A lot of people assume that data de-duplication and data compression refer to the same thing or are similar. At a very high level, one can agree that de-duplication and compression are similar. Both technologies are used by online backup service providers to reduce data and help you save on storage space. But, this is where the similarity ends.
De-duplication is often referred to as a compression technique. But, it may be clearer if one referred to de-duplication as a technology that facilitates compression and storage optimization by removing duplicate files or blocks of data.
Compression is a technology that removes redundancies from data at granular levels and reduces the size of files or blocks of data.
At best, de-duplication and compression can be defined as twin concepts.

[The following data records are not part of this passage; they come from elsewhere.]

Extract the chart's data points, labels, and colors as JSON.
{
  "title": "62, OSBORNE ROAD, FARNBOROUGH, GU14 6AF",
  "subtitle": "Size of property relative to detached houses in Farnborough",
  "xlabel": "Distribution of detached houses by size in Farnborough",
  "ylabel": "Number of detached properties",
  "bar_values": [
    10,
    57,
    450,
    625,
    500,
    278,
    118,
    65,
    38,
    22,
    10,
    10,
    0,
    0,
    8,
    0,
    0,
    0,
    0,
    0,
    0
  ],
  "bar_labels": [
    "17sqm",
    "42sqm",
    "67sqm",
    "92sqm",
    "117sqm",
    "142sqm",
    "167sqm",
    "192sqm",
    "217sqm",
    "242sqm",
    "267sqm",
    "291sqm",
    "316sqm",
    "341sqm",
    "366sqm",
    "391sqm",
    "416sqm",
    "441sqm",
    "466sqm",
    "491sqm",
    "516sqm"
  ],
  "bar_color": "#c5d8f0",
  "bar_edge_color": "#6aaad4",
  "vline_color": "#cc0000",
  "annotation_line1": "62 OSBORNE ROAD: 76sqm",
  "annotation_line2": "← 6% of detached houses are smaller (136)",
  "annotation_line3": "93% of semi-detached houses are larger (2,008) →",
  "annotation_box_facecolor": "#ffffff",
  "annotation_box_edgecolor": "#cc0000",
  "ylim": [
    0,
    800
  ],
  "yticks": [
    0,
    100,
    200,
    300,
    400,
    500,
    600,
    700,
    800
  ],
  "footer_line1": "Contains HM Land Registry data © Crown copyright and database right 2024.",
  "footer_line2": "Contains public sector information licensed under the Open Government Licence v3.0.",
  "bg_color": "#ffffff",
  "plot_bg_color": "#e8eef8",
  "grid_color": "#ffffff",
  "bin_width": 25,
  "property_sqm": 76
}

Compression is used to transform data and shrink it. Primarily, data compression is a process that reduces the size of files by removing redundant data within a file —such as extra spaces or replacing long character strings with shorter representations of them. This makes the file smaller. The process further identifies small groupings and repetitive patterns and replaces it with representative patterns. During de-compression, the algorithm studies the representations and replaces the representative patterns with the groupings, regenerating the original file with all its spaces and long character strings.
De-duplication looks for large groupings and repetitive byte patterns across streams of data and replaces them. It is a process in which repetitive data is cached so that duplicate patterns of data can be matched and then eliminated. So, the larger the cached data the more strings and bytes are available for comparison and elimination. Duplicate blocks of data are then “fingerprinted” using a cryptographic hashing methodology and a unique identifier is provided for each data block. The size of the fingerprint is much smaller than the original block. The block is then written to disk with one copy of the file and its corresponding fingerprints. Duplicated data files can be obtained from the fingerprints.

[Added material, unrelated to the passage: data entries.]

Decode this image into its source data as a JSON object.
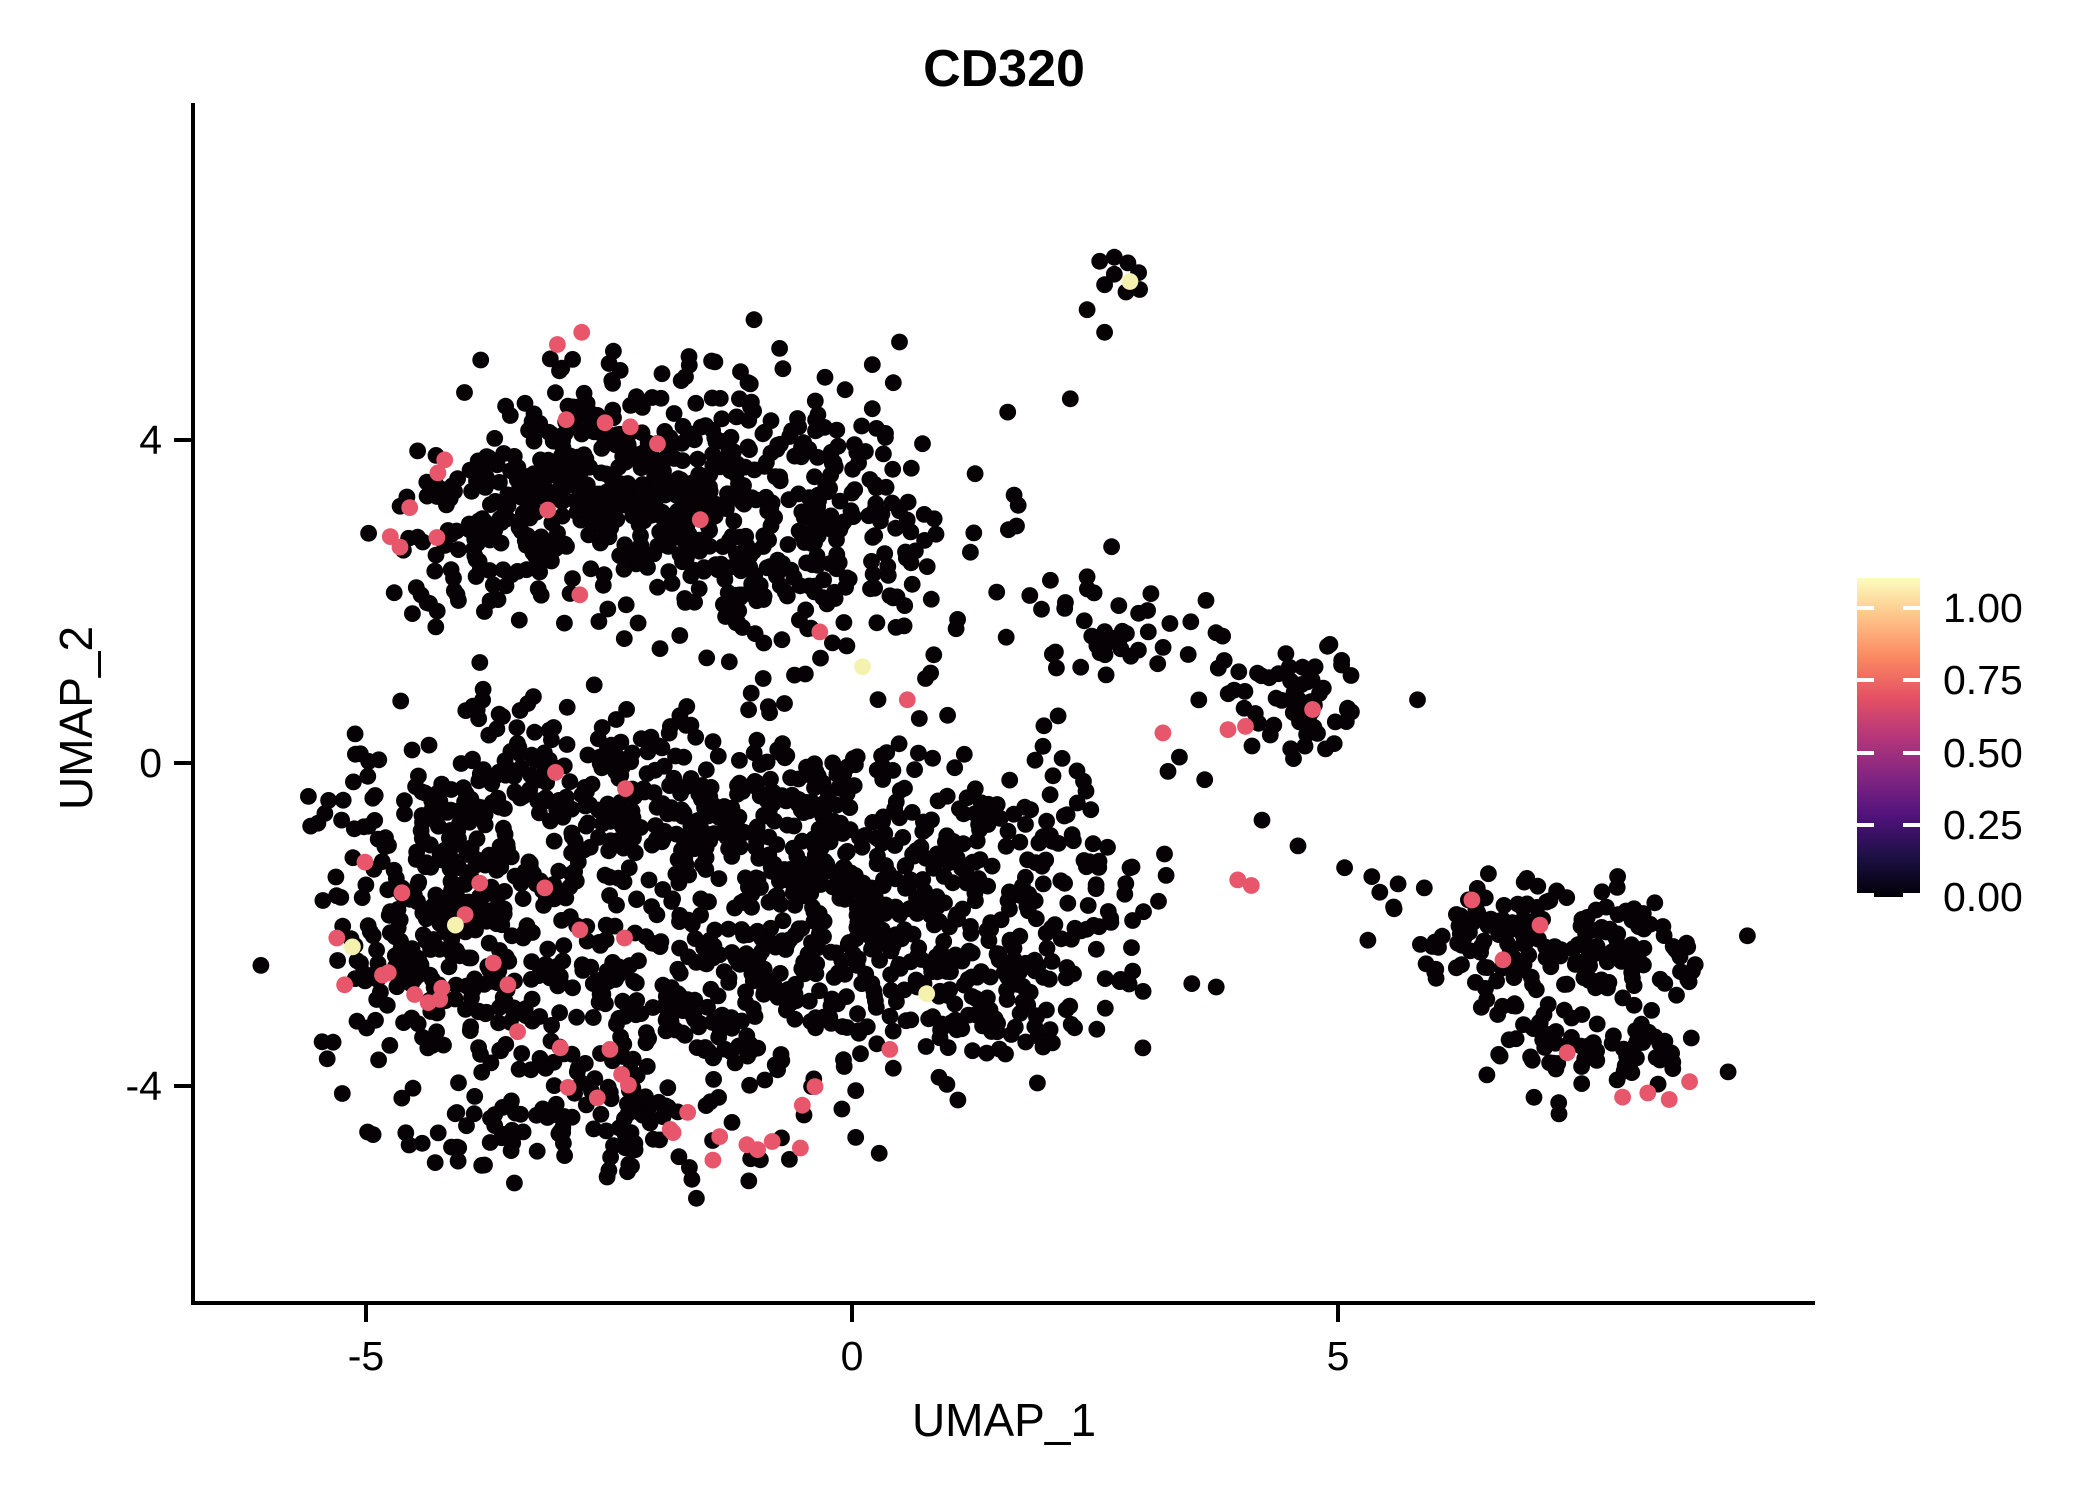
{
  "chart_data": {
    "type": "scatter",
    "title": "CD320",
    "xlabel": "UMAP_1",
    "ylabel": "UMAP_2",
    "x_ticks": [
      -5,
      0,
      5
    ],
    "x_tick_labels": [
      "-5",
      "0",
      "5"
    ],
    "y_ticks": [
      4,
      0,
      -4
    ],
    "y_tick_labels": [
      "4",
      "0",
      "-4"
    ],
    "xlim": [
      -6.78,
      9.91
    ],
    "ylim": [
      -6.69,
      8.17
    ],
    "grid": false,
    "legend": {
      "position": "right",
      "ticks": [
        "1.00",
        "0.75",
        "0.50",
        "0.25",
        "0.00"
      ],
      "tick_values": [
        1.0,
        0.75,
        0.5,
        0.25,
        0.0
      ],
      "value_range": [
        0,
        1.1
      ],
      "colormap": "magma",
      "gradient_stops": [
        "#000004",
        "#1c1044",
        "#4f127b",
        "#812581",
        "#b5367a",
        "#e55064",
        "#fb8861",
        "#fec287",
        "#fcfdbf"
      ]
    },
    "point_style": {
      "radius_px": 8.4,
      "color_zero": "#050105",
      "color_mid_high": "#E8566B",
      "color_high": "#F5F2AF"
    },
    "seed": 42,
    "clusters": [
      {
        "name": "upper-left-core",
        "cx": -2.2,
        "cy": 3.9,
        "sx": 1.05,
        "sy": 0.55,
        "n": 230
      },
      {
        "name": "upper-left-west",
        "cx": -3.8,
        "cy": 2.7,
        "sx": 0.55,
        "sy": 0.5,
        "n": 100
      },
      {
        "name": "upper-left-southeast",
        "cx": -0.9,
        "cy": 2.5,
        "sx": 0.8,
        "sy": 0.65,
        "n": 170
      },
      {
        "name": "upper-left-northeast-arm",
        "cx": -0.05,
        "cy": 3.6,
        "sx": 0.4,
        "sy": 0.55,
        "n": 45
      },
      {
        "name": "upper-left-midwest",
        "cx": -2.9,
        "cy": 3.3,
        "sx": 0.6,
        "sy": 0.5,
        "n": 80
      },
      {
        "name": "upper-left-fill",
        "cx": -1.6,
        "cy": 2.95,
        "sx": 0.7,
        "sy": 0.6,
        "n": 90
      },
      {
        "name": "upper-middle-sparse",
        "cx": 1.2,
        "cy": 2.7,
        "sx": 0.9,
        "sy": 0.85,
        "n": 28
      },
      {
        "name": "lower-blob-top-band",
        "cx": -2.6,
        "cy": -0.3,
        "sx": 1.25,
        "sy": 0.55,
        "n": 260
      },
      {
        "name": "lower-blob-west",
        "cx": -4.3,
        "cy": -2.3,
        "sx": 0.6,
        "sy": 0.75,
        "n": 190
      },
      {
        "name": "lower-blob-center",
        "cx": -2.0,
        "cy": -3.0,
        "sx": 1.05,
        "sy": 0.8,
        "n": 280
      },
      {
        "name": "lower-blob-east",
        "cx": 0.3,
        "cy": -1.3,
        "sx": 0.75,
        "sy": 0.95,
        "n": 230
      },
      {
        "name": "lower-blob-bottom-rim",
        "cx": -2.8,
        "cy": -4.5,
        "sx": 1.0,
        "sy": 0.3,
        "n": 90
      },
      {
        "name": "lower-blob-west-upper",
        "cx": -3.9,
        "cy": -1.2,
        "sx": 0.6,
        "sy": 0.5,
        "n": 90
      },
      {
        "name": "lower-blob-right-lobe",
        "cx": 1.9,
        "cy": -1.7,
        "sx": 0.65,
        "sy": 0.8,
        "n": 150
      },
      {
        "name": "lower-blob-right-lobe-south",
        "cx": 1.3,
        "cy": -3.0,
        "sx": 0.5,
        "sy": 0.5,
        "n": 80
      },
      {
        "name": "lower-blob-central-fill",
        "cx": -0.7,
        "cy": -2.0,
        "sx": 0.8,
        "sy": 0.8,
        "n": 120
      },
      {
        "name": "lower-blob-fill-nw",
        "cx": -1.3,
        "cy": -0.9,
        "sx": 0.8,
        "sy": 0.5,
        "n": 100
      },
      {
        "name": "mid-right-small-west",
        "cx": 2.7,
        "cy": 1.65,
        "sx": 0.4,
        "sy": 0.28,
        "n": 28
      },
      {
        "name": "mid-right-cluster",
        "cx": 4.5,
        "cy": 0.85,
        "sx": 0.38,
        "sy": 0.33,
        "n": 55
      },
      {
        "name": "mid-right-sparse",
        "cx": 3.6,
        "cy": 1.1,
        "sx": 0.45,
        "sy": 0.5,
        "n": 10
      },
      {
        "name": "right-cluster-west",
        "cx": 6.7,
        "cy": -2.05,
        "sx": 0.55,
        "sy": 0.28,
        "n": 85
      },
      {
        "name": "right-cluster-east",
        "cx": 7.95,
        "cy": -2.4,
        "sx": 0.45,
        "sy": 0.33,
        "n": 75
      },
      {
        "name": "right-cluster-tail",
        "cx": 7.7,
        "cy": -3.6,
        "sx": 0.5,
        "sy": 0.28,
        "n": 60
      },
      {
        "name": "right-cluster-bridge",
        "cx": 7.0,
        "cy": -2.95,
        "sx": 0.35,
        "sy": 0.3,
        "n": 35
      }
    ],
    "extra_black_points": [
      [
        2.55,
        6.21
      ],
      [
        2.7,
        6.26
      ],
      [
        2.84,
        6.19
      ],
      [
        2.95,
        6.07
      ],
      [
        2.7,
        6.05
      ],
      [
        2.6,
        5.92
      ],
      [
        2.82,
        5.83
      ],
      [
        2.96,
        5.86
      ],
      [
        2.42,
        5.61
      ],
      [
        2.6,
        5.33
      ],
      [
        -0.64,
        4.04
      ],
      [
        -0.35,
        4.31
      ],
      [
        -0.07,
        4.62
      ],
      [
        0.21,
        4.93
      ],
      [
        0.49,
        5.21
      ],
      [
        3.37,
        0.07
      ],
      [
        3.63,
        -0.21
      ],
      [
        4.22,
        -0.71
      ],
      [
        4.59,
        -1.03
      ],
      [
        5.07,
        -1.3
      ],
      [
        5.35,
        -1.41
      ],
      [
        5.62,
        -1.5
      ],
      [
        5.89,
        -1.55
      ],
      [
        5.82,
        0.78
      ],
      [
        3.46,
        1.34
      ],
      [
        3.05,
        1.62
      ]
    ],
    "pink_points": [
      [
        -2.94,
        4.25
      ],
      [
        -2.54,
        4.21
      ],
      [
        -2.28,
        4.16
      ],
      [
        -2.0,
        3.95
      ],
      [
        -4.19,
        3.75
      ],
      [
        -4.26,
        3.59
      ],
      [
        -4.55,
        3.16
      ],
      [
        -4.75,
        2.8
      ],
      [
        -4.65,
        2.67
      ],
      [
        -4.27,
        2.79
      ],
      [
        -3.13,
        3.13
      ],
      [
        -3.03,
        5.18
      ],
      [
        -2.78,
        5.33
      ],
      [
        -0.33,
        1.62
      ],
      [
        -1.56,
        3.01
      ],
      [
        -2.8,
        2.08
      ],
      [
        0.57,
        0.78
      ],
      [
        -4.63,
        -1.61
      ],
      [
        -3.83,
        -1.49
      ],
      [
        -3.16,
        -1.55
      ],
      [
        -3.98,
        -1.88
      ],
      [
        -2.8,
        -2.07
      ],
      [
        -2.34,
        -2.17
      ],
      [
        -3.69,
        -2.48
      ],
      [
        -4.83,
        -2.63
      ],
      [
        -4.22,
        -2.79
      ],
      [
        -4.5,
        -2.87
      ],
      [
        -4.36,
        -2.97
      ],
      [
        -3.54,
        -2.75
      ],
      [
        -3.44,
        -3.33
      ],
      [
        -3.0,
        -3.53
      ],
      [
        -2.49,
        -3.55
      ],
      [
        -2.37,
        -3.86
      ],
      [
        -2.62,
        -4.15
      ],
      [
        -2.92,
        -4.02
      ],
      [
        -1.87,
        -4.54
      ],
      [
        -4.77,
        -2.6
      ],
      [
        -5.22,
        -2.75
      ],
      [
        -4.24,
        -2.93
      ],
      [
        -2.3,
        -3.99
      ],
      [
        -1.69,
        -4.33
      ],
      [
        -1.84,
        -4.58
      ],
      [
        -1.36,
        -4.63
      ],
      [
        -1.08,
        -4.73
      ],
      [
        -0.97,
        -4.79
      ],
      [
        -0.82,
        -4.69
      ],
      [
        -0.51,
        -4.24
      ],
      [
        -0.38,
        -4.01
      ],
      [
        -0.53,
        -4.77
      ],
      [
        -1.43,
        -4.92
      ],
      [
        -5.01,
        -1.23
      ],
      [
        -5.3,
        -2.17
      ],
      [
        -3.05,
        -0.12
      ],
      [
        -2.33,
        -0.32
      ],
      [
        0.39,
        -3.55
      ],
      [
        3.2,
        0.37
      ],
      [
        3.87,
        0.41
      ],
      [
        4.05,
        0.45
      ],
      [
        4.74,
        0.66
      ],
      [
        3.97,
        -1.45
      ],
      [
        4.11,
        -1.52
      ],
      [
        6.38,
        -1.7
      ],
      [
        7.08,
        -2.01
      ],
      [
        6.7,
        -2.44
      ],
      [
        7.36,
        -3.59
      ],
      [
        7.93,
        -4.14
      ],
      [
        8.19,
        -4.09
      ],
      [
        8.41,
        -4.17
      ],
      [
        8.62,
        -3.95
      ]
    ],
    "yellow_points": [
      [
        2.86,
        5.96
      ],
      [
        0.11,
        1.19
      ],
      [
        -4.08,
        -2.01
      ],
      [
        -5.14,
        -2.28
      ],
      [
        0.77,
        -2.86
      ]
    ]
  }
}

Data compression ratios and data de-duplication ratios are different. Data de-duplication and data compression are often combined to cumulatively reduce the size of the data that is written on to storage disks. Depending on the type of data de-duplication technology used, the process reduces the size of data by 20-80%. Compression reduces data by 10-50%.

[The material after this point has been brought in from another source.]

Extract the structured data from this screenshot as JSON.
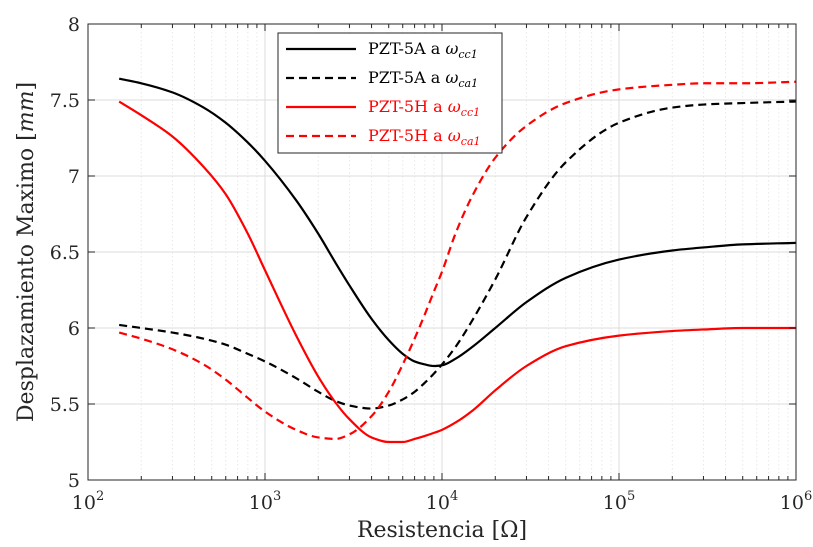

A combination of the de-duplication ratio and the compression ratio is defined as the “data reduction ratio”. The data reduction ratio is represented as the de-duplication ratio multiplied by the compression ratio. This makes compression ratio a data reduction effectiveness multiplier and compressing blocks of data as they get de-duplicated proves to be an advantage to the user when transmitting large volumes of data to remote storage servers. Storage savings can reach or even exceed 90% as a consequence.